能登とモニターと『いしる』

 

 今からちょうど1年前、家族で能登半島をレンタカーでぐるっと一周しました。車を走らせていると標識に『七尾市』と表記されているのを見てハッとしました。『七尾市っていう地名があるんだー。七尾、ななお、ナナオ!もしかしてモニターのナナオ(現EIZO)の由来になってるところ?』調べてみたらやはりそうでした。

 

 写真がフィルムからデジタルに変わるなんて想像もできない頃、まだまだ初期のおもちゃのようなデジタルカメラが登場し始めていました。デジタル写真の勉強もしておかなきゃと思い秋葉原に自作PCを買いに行き電機店に務める友人に予算を伝え相談しながらパーツを選んでいたところ『で、モニターはどうする?』と問われました。お店にズラーッと並ぶCRTモニターを眺めて『どれもそんなに変わらないよねー』と思い見ていたらひときわ綺麗な発色とコントラストのモニターが!『あれがいい絶対あれにする!』友人が『さすがカメラマン、ナナオのモニターを選ぶとはねえ。あ、でもあれ高いよ』『いい!CPUのスペック落としてでもナナオにする!』というわけでEIZO沼にハマることになります。

 

 写真がデジタル化された今もっとも重要でお金をかけるべきはモニターだと思っています。なぜならモニターが色や明るさを正確に表示してくれないと仕事にならないからです。その点においてEIZOのモニターはとても信頼できるのです。より安価で大画面な他社のモニターにも良い製品がありますが『キャリブレーション』がきちんと取れて常に正確な色、明るさ、コントラストを表示できるのはEIZOの強みなのかなと思います。特にモノクロで表示された画像が綺麗な印象です。グレー部分に色かぶりが無くきちんとモノクロームで表示されます。『モニターの色とプリントの色が合わなくて困る』という悩みに遭遇したことがほぼありません。
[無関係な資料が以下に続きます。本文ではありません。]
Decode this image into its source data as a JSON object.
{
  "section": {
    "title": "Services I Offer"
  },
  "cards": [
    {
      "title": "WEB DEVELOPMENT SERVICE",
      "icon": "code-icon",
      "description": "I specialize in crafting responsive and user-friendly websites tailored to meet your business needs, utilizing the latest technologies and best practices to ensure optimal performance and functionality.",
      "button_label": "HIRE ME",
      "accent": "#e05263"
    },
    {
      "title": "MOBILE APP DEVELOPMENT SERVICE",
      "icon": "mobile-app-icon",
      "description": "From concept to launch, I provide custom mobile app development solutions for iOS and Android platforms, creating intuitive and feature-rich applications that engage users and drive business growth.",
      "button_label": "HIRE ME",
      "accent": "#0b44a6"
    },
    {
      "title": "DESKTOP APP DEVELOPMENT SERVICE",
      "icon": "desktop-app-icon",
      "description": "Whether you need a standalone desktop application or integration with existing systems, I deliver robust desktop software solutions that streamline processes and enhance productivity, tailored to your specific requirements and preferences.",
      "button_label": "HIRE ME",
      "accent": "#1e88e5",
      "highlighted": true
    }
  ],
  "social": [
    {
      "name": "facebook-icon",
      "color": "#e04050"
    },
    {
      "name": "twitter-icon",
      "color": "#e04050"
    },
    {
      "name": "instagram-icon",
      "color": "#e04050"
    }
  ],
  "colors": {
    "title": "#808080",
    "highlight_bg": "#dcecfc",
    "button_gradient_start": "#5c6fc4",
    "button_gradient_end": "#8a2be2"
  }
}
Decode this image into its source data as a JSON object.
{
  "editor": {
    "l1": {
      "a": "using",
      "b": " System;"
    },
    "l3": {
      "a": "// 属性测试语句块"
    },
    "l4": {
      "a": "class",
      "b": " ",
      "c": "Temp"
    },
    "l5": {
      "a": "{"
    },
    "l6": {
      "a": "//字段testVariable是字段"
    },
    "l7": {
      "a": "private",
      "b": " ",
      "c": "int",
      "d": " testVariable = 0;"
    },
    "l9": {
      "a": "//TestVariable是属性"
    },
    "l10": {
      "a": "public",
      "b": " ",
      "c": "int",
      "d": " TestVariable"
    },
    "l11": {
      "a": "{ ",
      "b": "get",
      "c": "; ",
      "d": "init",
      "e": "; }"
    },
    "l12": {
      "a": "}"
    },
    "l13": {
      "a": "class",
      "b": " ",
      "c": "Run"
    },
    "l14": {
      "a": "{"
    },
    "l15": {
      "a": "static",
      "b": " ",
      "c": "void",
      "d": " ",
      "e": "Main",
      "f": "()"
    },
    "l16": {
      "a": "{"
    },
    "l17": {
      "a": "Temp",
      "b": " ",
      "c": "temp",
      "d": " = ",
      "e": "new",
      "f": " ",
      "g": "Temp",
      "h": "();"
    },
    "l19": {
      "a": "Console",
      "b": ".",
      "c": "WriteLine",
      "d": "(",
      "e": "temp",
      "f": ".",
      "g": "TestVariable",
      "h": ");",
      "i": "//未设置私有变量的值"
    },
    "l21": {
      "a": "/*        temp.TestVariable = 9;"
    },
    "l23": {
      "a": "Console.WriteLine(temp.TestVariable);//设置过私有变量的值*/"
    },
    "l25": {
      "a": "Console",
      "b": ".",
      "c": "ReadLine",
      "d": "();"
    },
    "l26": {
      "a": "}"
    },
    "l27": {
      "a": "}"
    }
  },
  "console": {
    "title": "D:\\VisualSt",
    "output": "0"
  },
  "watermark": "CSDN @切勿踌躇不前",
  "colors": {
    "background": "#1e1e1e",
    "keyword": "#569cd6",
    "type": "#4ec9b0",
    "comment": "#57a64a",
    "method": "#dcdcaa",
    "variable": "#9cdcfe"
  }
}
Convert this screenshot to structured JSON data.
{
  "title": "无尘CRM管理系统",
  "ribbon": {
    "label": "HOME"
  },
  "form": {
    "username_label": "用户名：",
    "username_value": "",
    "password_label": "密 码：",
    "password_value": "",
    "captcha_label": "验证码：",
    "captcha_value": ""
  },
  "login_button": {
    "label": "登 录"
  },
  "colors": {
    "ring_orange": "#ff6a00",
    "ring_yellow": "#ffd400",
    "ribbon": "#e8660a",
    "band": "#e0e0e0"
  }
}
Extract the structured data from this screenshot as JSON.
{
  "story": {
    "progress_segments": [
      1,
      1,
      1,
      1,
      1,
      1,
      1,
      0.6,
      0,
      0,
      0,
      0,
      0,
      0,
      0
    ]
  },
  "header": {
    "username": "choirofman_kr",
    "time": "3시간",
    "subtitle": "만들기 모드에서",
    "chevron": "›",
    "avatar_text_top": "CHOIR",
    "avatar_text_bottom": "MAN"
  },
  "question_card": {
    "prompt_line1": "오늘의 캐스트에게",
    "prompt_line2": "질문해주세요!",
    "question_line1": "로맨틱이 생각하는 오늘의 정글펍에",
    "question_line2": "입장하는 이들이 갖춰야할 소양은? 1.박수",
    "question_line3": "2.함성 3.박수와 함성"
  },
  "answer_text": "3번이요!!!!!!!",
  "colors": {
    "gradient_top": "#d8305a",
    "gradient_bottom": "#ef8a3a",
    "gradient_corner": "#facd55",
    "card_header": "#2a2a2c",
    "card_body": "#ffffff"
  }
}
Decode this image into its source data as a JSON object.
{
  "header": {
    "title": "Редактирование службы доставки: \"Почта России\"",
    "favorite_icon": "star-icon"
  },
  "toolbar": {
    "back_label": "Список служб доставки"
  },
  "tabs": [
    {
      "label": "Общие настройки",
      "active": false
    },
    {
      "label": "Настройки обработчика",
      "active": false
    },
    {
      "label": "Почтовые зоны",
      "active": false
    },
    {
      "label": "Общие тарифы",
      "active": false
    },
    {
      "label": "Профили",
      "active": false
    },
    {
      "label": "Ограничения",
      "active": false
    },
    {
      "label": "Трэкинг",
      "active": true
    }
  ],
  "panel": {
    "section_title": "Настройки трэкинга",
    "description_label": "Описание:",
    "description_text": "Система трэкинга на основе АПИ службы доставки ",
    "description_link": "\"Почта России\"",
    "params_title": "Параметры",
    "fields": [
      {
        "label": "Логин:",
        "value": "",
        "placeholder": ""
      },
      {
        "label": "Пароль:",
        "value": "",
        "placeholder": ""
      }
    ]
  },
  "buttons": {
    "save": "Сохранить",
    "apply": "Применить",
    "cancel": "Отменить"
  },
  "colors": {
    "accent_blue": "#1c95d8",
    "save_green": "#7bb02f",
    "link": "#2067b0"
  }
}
少しくらい高価でも作業がスムーズに無駄なく進むので実はオトクな買い物だったのかなと感じています。

 

 モニターに思いを馳せながらドライブしていたらお腹が空いてしまったので空港の案内係の方にオススメして頂いた『レストランはまなか』でランチを食べることに。おすすめはなんですか?と聞くと『いしる鍋です』とのこと。いしる。。。。はてなんだろう、いしるって。調べてみたら能登の伝統的な製法で作られている魚醤の事だそう。イカの内臓に塩と米麹を加えて発酵させ熟成させたものが『いしる』カタクチイワシを原料にしたものが『いしり』魚醤として有名なナンプラーやニョクマム、コラトゥーラも原料はカタクチイワシだがイカを原料にした魚醤は珍しい。オススメに従っていしる鍋をいただくと、いまだかつて味わったことのない旨味が!輪島のスーパーでいしるを購入して料理の隠し味にと片っ端から入れてみました。鍋はもちろんパスタ、カレーなどなど旨味やコクが増して我が家にはかかせない調味料となりました。

 

 EIZOのモニターといしるに共通することを発見しました。それは

 

『手間暇をかけてでも良いモノを作る!』

 

 

ということです。効率やコスパの良さが求められる時代でもEIZOのCGシリーズは1台1台、手作業で最終調整をして出荷しているそう。いしるも出荷するまでに長い時間を要します。今回の地震の影響で能登地方のお醤油屋さんは壊滅的な被害が出ていると聞き心を痛めております。EIZOが海外で周知されているように能登のいしるも世界中の人に知ってほしいと思いました。EIZOの社長様、御社の海外向けECサイトでいしる販売しませんか?

 

見附島。iphone11Proで撮影。